New SARS-CoV-2 variants arise and spread with great stealth, but that hasn’t stopped Africa’s genomic sleuths from spotting a host of these threats — and alerting the rest of the world. Now an analysis details how the rapid growth in Africa’s sequencing capacity has aided global SARS-CoV-2 surveillance1. It also reveals that most variants were imported into Africa more often than they were exported from the continent.
The study, published in Science, shows that “African scientists can work together to produce high-level science”, says co-author Tulio de Oliveira, a bioinformatician at Stellenbosch University in South Africa. “Before, it was almost the norm that African scientists would work with a northern partner to produce that kind of level of science.”
In March 2020, during the early days of the pandemic, fewer than 15 of the 55 countries recognized by the African Union had the necessary infrastructure to sequence genomes. Now 39 have their own sequencing facilities. And what began as a small group of researchers in Africa meeting virtually has ballooned into a consortium involving more than 400 scientists and public-health officials from across the continent and beyond working together to track the spread of SARS-CoV-2 variants and monitor changes in the variants’ genomes.
As the consortium grew, so too did the number of sequenced genomes from Africa. By mid-2021, group members had sequenced more than 10,000 SARS-CoV-2 genomes collected on the continent2. By March this year, the count had reached 100,000.
The authors note that this marks a major milestone in African genomic surveillance. By comparison, only around 3,700 whole HIV genomes from Africa have been sequenced and publicly shared, although the virus has been circulating for decades.
“This paper is incredible,” says Jeremy Kamil, a virologist at Louisiana State University Health Shreveport. “The world needs to see more collaborations like this.”
Genomes from a total of 52 African countries have been deposited in GISAID, an online repository that is the world’s largest digital database of SARS-CoV-2 sequences. Some genomes were sequenced in the countries where they were sampled, some in other African countries and others in laboratories outside Africa.
The researchers found that in-country sequencing offered a clear speed advantage. The median turnaround — the time between the collection of a specimen from an infected individual and the addition of a completed sequence to GISAID — for genomes sequenced locally was 51 days. Median turnaround was 90 days for samples sent to other African countries and 113 days for those sent to facilities elsewhere in the world (see ‘Home-ground advantage’).
These findings “jumped out at me right away”, says Kamil. Speed is crucial when it comes to fighting the virus, he says. If a variant such as Omicron is allowed to spread for even two or three extra weeks before it’s noticed, the world’s already-slow systems for updating vaccines will have even less time to catch up, Kamil adds.

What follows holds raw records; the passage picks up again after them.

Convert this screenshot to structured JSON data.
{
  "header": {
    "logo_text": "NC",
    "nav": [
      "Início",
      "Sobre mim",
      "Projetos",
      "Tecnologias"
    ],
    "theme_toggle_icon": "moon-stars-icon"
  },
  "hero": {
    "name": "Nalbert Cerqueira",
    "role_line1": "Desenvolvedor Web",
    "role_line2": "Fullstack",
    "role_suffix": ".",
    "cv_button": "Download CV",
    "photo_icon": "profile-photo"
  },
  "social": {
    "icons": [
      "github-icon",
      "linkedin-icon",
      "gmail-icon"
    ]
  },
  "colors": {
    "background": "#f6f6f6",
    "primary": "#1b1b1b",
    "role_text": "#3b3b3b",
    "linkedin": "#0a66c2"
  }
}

The collection of 100,000 SARS-CoV-2 genomes enabled de Oliveira and his colleagues to map when and where variants were introduced into Africa and how they had spread. The Omicron variant, for example, was first detected in South Africa in November 2021. The researchers found that although the Omicron subvariant BA.1 was exported from Africa at least 55 times — primarily to Europe and North America — it was imported into Africa at least 69 times from Europe and 102 times from North America (see ‘Virus on the go’). These import events brought the variant to African countries outside of the southern part of the continent, says study co-author Eduan Wilkinson, a bioinformatician at Stellenbosch University.
Overall, the team’s analyses indicated that most SARS-CoV-2 variants were more often introduced into Africa from other parts of the world than the other way around. “The ironic part was that Africa was punished a few times from discovery of variants,” de Oliveira says. “But a great majority of the variants, including most of the introductions of Omicron, did not come from Africa.”
De Oliveira and his colleagues plan to adapt the existing sequencing infrastructure to monitor other infectious viruses and bacteria that are of concern in Africa, such as the tuberculosis bacterium, HIV and the Lassa and Ebola viruses. “We have a lot of pathogens to deal with,” de Oliveira says.